Concrètement, le texte prévoit la possibilité de bloquer les gains acquis sur des plateformes hors-la-loi.

Une mesure déjà prévue par la loi sur la prévention de la délinquance du 5 mars 2007 mais qui n'avait jamais été mise en oeuvre faute de décret d'application. Cette fois, l'Autorité de régulation des jeux en ligne (Arjel) pourra, par injonction, exiger des banques qu'elles empêchent les flux financiers entre le compte joueur de l'internaute et son compte personnel.

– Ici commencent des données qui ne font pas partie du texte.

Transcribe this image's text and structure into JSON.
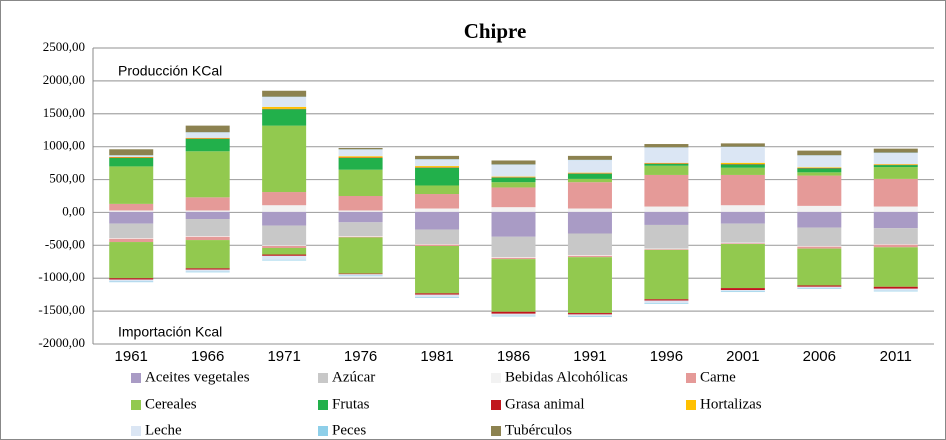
{
  "chart_data": {
    "type": "bar",
    "title": "Chipre",
    "annotations": [
      "Producción KCal",
      "Importación Kcal"
    ],
    "categories": [
      "1961",
      "1966",
      "1971",
      "1976",
      "1981",
      "1986",
      "1991",
      "1996",
      "2001",
      "2006",
      "2011"
    ],
    "ylim": [
      -2000,
      2500
    ],
    "yticks": [
      {
        "value": -2000,
        "label": "-2000,00"
      },
      {
        "value": -1500,
        "label": "-1500,00"
      },
      {
        "value": -1000,
        "label": "-1000,00"
      },
      {
        "value": -500,
        "label": "-500,00"
      },
      {
        "value": 0,
        "label": "0,00"
      },
      {
        "value": 500,
        "label": "500,00"
      },
      {
        "value": 1000,
        "label": "1000,00"
      },
      {
        "value": 1500,
        "label": "1500,00"
      },
      {
        "value": 2000,
        "label": "2000,00"
      },
      {
        "value": 2500,
        "label": "2500,00"
      }
    ],
    "grid": true,
    "series": [
      {
        "name": "Aceites vegetales",
        "color": "#a99bc5",
        "values": [
          10,
          10,
          10,
          10,
          10,
          10,
          10,
          10,
          10,
          10,
          10
        ],
        "import": [
          -170,
          -100,
          -200,
          -150,
          -260,
          -370,
          -320,
          -190,
          -170,
          -230,
          -240
        ]
      },
      {
        "name": "Azúcar",
        "color": "#c8c8c8",
        "values": [
          0,
          0,
          0,
          0,
          0,
          0,
          0,
          0,
          0,
          0,
          0
        ],
        "import": [
          -220,
          -260,
          -300,
          -210,
          -220,
          -310,
          -330,
          -360,
          -290,
          -280,
          -240
        ]
      },
      {
        "name": "Bebidas Alcohólicas",
        "color": "#f2f2f2",
        "values": [
          20,
          20,
          100,
          20,
          50,
          70,
          50,
          80,
          100,
          90,
          80
        ],
        "import": [
          -10,
          -10,
          -10,
          -10,
          -10,
          -10,
          -10,
          -10,
          -10,
          -10,
          -10
        ]
      },
      {
        "name": "Carne",
        "color": "#e59a98",
        "values": [
          100,
          200,
          200,
          220,
          220,
          300,
          400,
          480,
          460,
          460,
          420
        ],
        "import": [
          -50,
          -50,
          -30,
          -10,
          -20,
          -20,
          -20,
          -10,
          -10,
          -30,
          -40
        ]
      },
      {
        "name": "Cereales",
        "color": "#92c94f",
        "values": [
          570,
          700,
          1010,
          400,
          130,
          80,
          50,
          140,
          110,
          50,
          180
        ],
        "import": [
          -550,
          -430,
          -100,
          -550,
          -720,
          -800,
          -850,
          -750,
          -670,
          -560,
          -600
        ]
      },
      {
        "name": "Frutas",
        "color": "#22b04b",
        "values": [
          130,
          190,
          250,
          180,
          270,
          70,
          80,
          30,
          50,
          60,
          30
        ],
        "import": [
          0,
          0,
          0,
          0,
          0,
          0,
          0,
          0,
          0,
          0,
          0
        ]
      },
      {
        "name": "Grasa animal",
        "color": "#c0161c",
        "values": [
          5,
          5,
          5,
          5,
          5,
          5,
          5,
          5,
          5,
          5,
          5
        ],
        "import": [
          -20,
          -20,
          -20,
          -10,
          -20,
          -30,
          -20,
          -20,
          -30,
          -20,
          -30
        ]
      },
      {
        "name": "Hortalizas",
        "color": "#ffc000",
        "values": [
          10,
          10,
          30,
          20,
          20,
          10,
          10,
          10,
          20,
          10,
          10
        ],
        "import": [
          0,
          0,
          0,
          0,
          0,
          0,
          0,
          0,
          0,
          0,
          0
        ]
      },
      {
        "name": "Leche",
        "color": "#dbe6f4",
        "values": [
          20,
          80,
          150,
          100,
          100,
          180,
          190,
          230,
          240,
          180,
          170
        ],
        "import": [
          -30,
          -30,
          -60,
          -20,
          -40,
          -30,
          -30,
          -40,
          -20,
          -20,
          -30
        ]
      },
      {
        "name": "Peces",
        "color": "#8ecfe9",
        "values": [
          5,
          5,
          5,
          5,
          5,
          5,
          5,
          5,
          5,
          5,
          5
        ],
        "import": [
          -10,
          -10,
          -10,
          -10,
          -10,
          -10,
          -10,
          -10,
          -10,
          -10,
          -10
        ]
      },
      {
        "name": "Tubérculos",
        "color": "#8c8250",
        "values": [
          90,
          100,
          90,
          20,
          50,
          60,
          60,
          50,
          50,
          70,
          60
        ],
        "import": [
          0,
          0,
          0,
          0,
          0,
          0,
          0,
          0,
          0,
          0,
          0
        ]
      }
    ]
  }
}
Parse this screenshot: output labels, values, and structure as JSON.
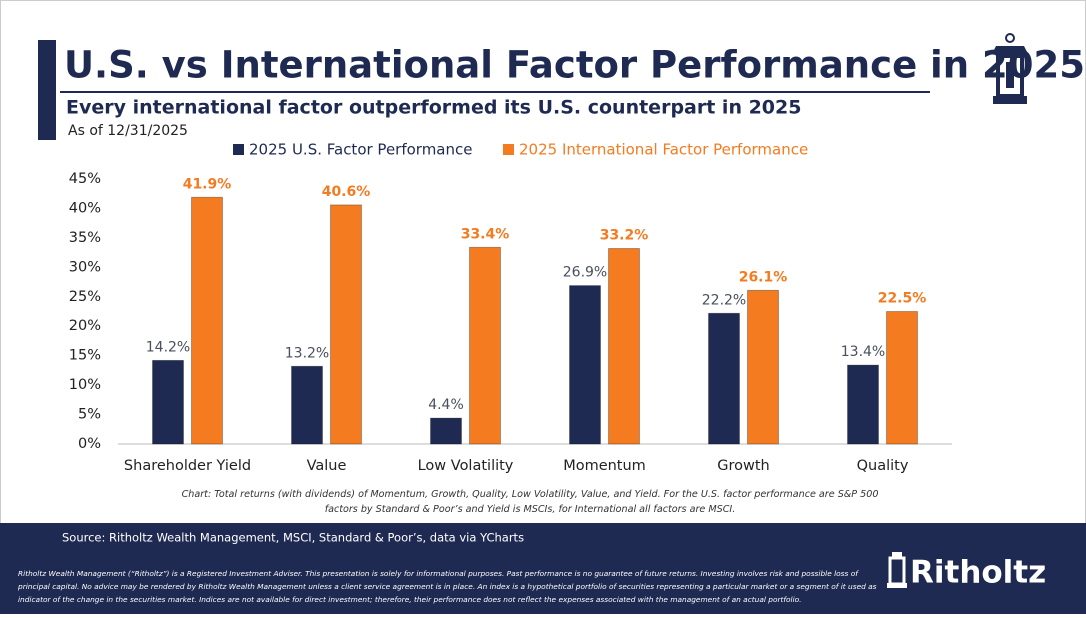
{
  "chart_data": {
    "type": "bar",
    "title": "U.S. vs International Factor Performance in 2025",
    "subtitle": "Every international factor outperformed its U.S. counterpart in 2025",
    "date_note": "As of 12/31/2025",
    "categories": [
      "Shareholder Yield",
      "Value",
      "Low Volatility",
      "Momentum",
      "Growth",
      "Quality"
    ],
    "series": [
      {
        "name": "2025 U.S. Factor Performance",
        "color": "#1f2a52",
        "values": [
          14.2,
          13.2,
          4.4,
          26.9,
          22.2,
          13.4
        ],
        "value_labels": [
          "14.2%",
          "13.2%",
          "4.4%",
          "26.9%",
          "22.2%",
          "13.4%"
        ],
        "label_color": "#4a4f5e"
      },
      {
        "name": "2025 International Factor Performance",
        "color": "#f47b20",
        "values": [
          41.9,
          40.6,
          33.4,
          33.2,
          26.1,
          22.5
        ],
        "value_labels": [
          "41.9%",
          "40.6%",
          "33.4%",
          "33.2%",
          "26.1%",
          "22.5%"
        ],
        "label_color": "#f47b20"
      }
    ],
    "ylim": [
      0,
      45
    ],
    "yticks": [
      {
        "value": 0,
        "label": "0%"
      },
      {
        "value": 5,
        "label": "5%"
      },
      {
        "value": 10,
        "label": "10%"
      },
      {
        "value": 15,
        "label": "15%"
      },
      {
        "value": 20,
        "label": "20%"
      },
      {
        "value": 25,
        "label": "25%"
      },
      {
        "value": 30,
        "label": "30%"
      },
      {
        "value": 35,
        "label": "35%"
      },
      {
        "value": 40,
        "label": "40%"
      },
      {
        "value": 45,
        "label": "45%"
      }
    ],
    "grid": false,
    "caption": [
      "Chart: Total returns (with dividends) of Momentum, Growth, Quality, Low Volatility, Value, and Yield. For the U.S. factor performance are S&P 500",
      "factors by Standard & Poor’s and Yield is MSCIs, for International all factors are MSCI."
    ]
  },
  "footer": {
    "source": "Source: Ritholtz Wealth Management, MSCI, Standard & Poor’s, data via YCharts",
    "disclaimer": [
      "Ritholtz Wealth Management (“Ritholtz”) is a Registered Investment Adviser. This presentation is solely for informational purposes. Past performance is no guarantee of future returns. Investing involves risk and possible loss of",
      "principal capital. No advice may be rendered by Ritholtz Wealth Management unless a client service agreement is in place. An index is a hypothetical portfolio of securities representing a particular market or a segment of it used as",
      "indicator of the change in the securities market. Indices are not available for direct investment; therefore, their performance does not reflect the expenses associated with the management of an actual portfolio."
    ],
    "brand": "Ritholtz"
  }
}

Pour les opérateurs de sites, en revanche, les sanctions seront beaucoup plus sévères. Ils risquent de trois à sept ans d’emprisonnement et de 45.000 euros à 100.000 euros d'amende.

Une mesure compliquée à mettre en oeuvre

Les mesures de blocage des gains ne devraient cependant pas intervenir avant plusieurs mois et concerner l'ensemble des joueurs des plateformes hors-la-loi.

Selon Antoine Chéron, avocat au barreau de Paris et de Bruxelles et spécialiste du droit de la propriété intellectuelle, "pour permettre aux banques de confisquer les sommes concernées, il faudra mettre en place un système de surveillance sur les transactions qui s'avère très compliqué à mettre en œuvre".

Les habitués des sites illégaux peuvent donc encore continuer à jouer tranquilles.